A Democratic state senator running for U.S. Rep. Jesse Jackson Jr.’s old congressional seat suggested Monday that voters should “turn the page” away from the district’s scandal-filled history of representation, even as a rival candidate faces felony gun charges.
Sen. Toi Hutchinson’s comments mark the first public criticism by a 2nd Congressional District contender of state Sen. Donne Trotter, who was arrested last week at O’Hare International Airport after he allegedly tried to carry a handgun and ammunition aboard a Washington-bound aircraft. Trotter told police he had forgotten about the firearm and bullets and that he used them while working security.
“You don’t want to see anything like that happening to a colleague. I believe it was an accident. I really do,” said Hutchinson of Trotter’s arrest.
“But at the same time, we’ve had three congressmen in a row leave with issues with scandals and legal issues and I think people are ready to turn the page,” said Hutchinson, 39, of Olympia Fields.
Trotter, a 62-year-old veteran South Side lawmaker, has said he will continue seeking the congressional seat. He did not respond to messages seeking a reply to Hutchinson’s comments ahead of a Wednesday court hearing.
Hutchinson and Trotter are among a group of candidates who have announced their candidacy for a special Feb. 26 primary election for a congressional seat left vacant by Jackson, who resigned amid federal ethics investigations and a diagnosis of bipolar depression.
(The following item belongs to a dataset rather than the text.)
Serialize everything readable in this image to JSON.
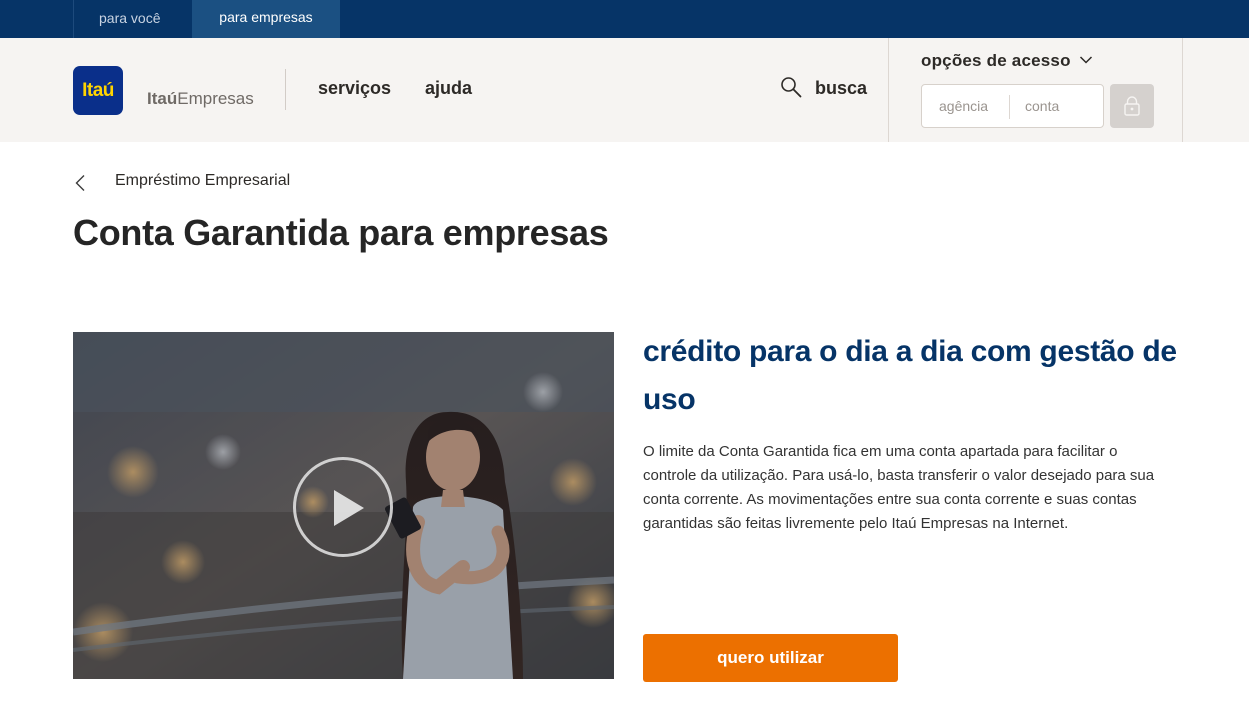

In 1995, Jackson was elected to replace former U.S. Rep. Mel Reynolds, who was convicted of several sex-related charges, including having sex with an underage volunteer campaign worker. He was later convicted on federal finance and campaign fraud charges. His sentence was commuted by President Bill Clinton to time served in 2001.
Reynolds, who also is seeking the Democratic nomination, succeeded controversial U.S. Rep. Gus Savage, who was condemned by the House Ethics Committee amid allegations of sexual misconduct involving a Peace Corps volunteer while on an official congressional trip to Zaire.
“I am seriously concentrating on the needs of the people in this district and every minute we talk about these other issues, we’re not talking about creating jobs, we’re not talking about protecting Medicare and Social Security, we’re not talking about the issues that matter to folks everyday and their own pocketbooks,” Hutchinson said.
Speaking of the allegations against Trotter, Hutchinson told reporters at a City Hall news conference that she could consider supporting a vastly scaled-down state plan to allow gun owners outside Chicago and suburban Cook County to carry a concealed firearm. Illinois is the only state in the union that does not allow some form of what’s called “concealed carry.”
Meanwhile, the web site DNAinfo Chicago reported that Ald. Sandi Jackson said “never say never” when asked about seeking her husband’s former seat in Congress.
Keiana Barrett, the 7th Ward alderman’s chief of staff, said Jackson has not ruled out a run, but has no immediate plans to do so, has not discussed a possible run with anyone and has not raised money for such an effort.
“Her focus right now is on her family and her job as alderman,” Barrett said. “That’s her focus. It’s not on the Congressional seat.”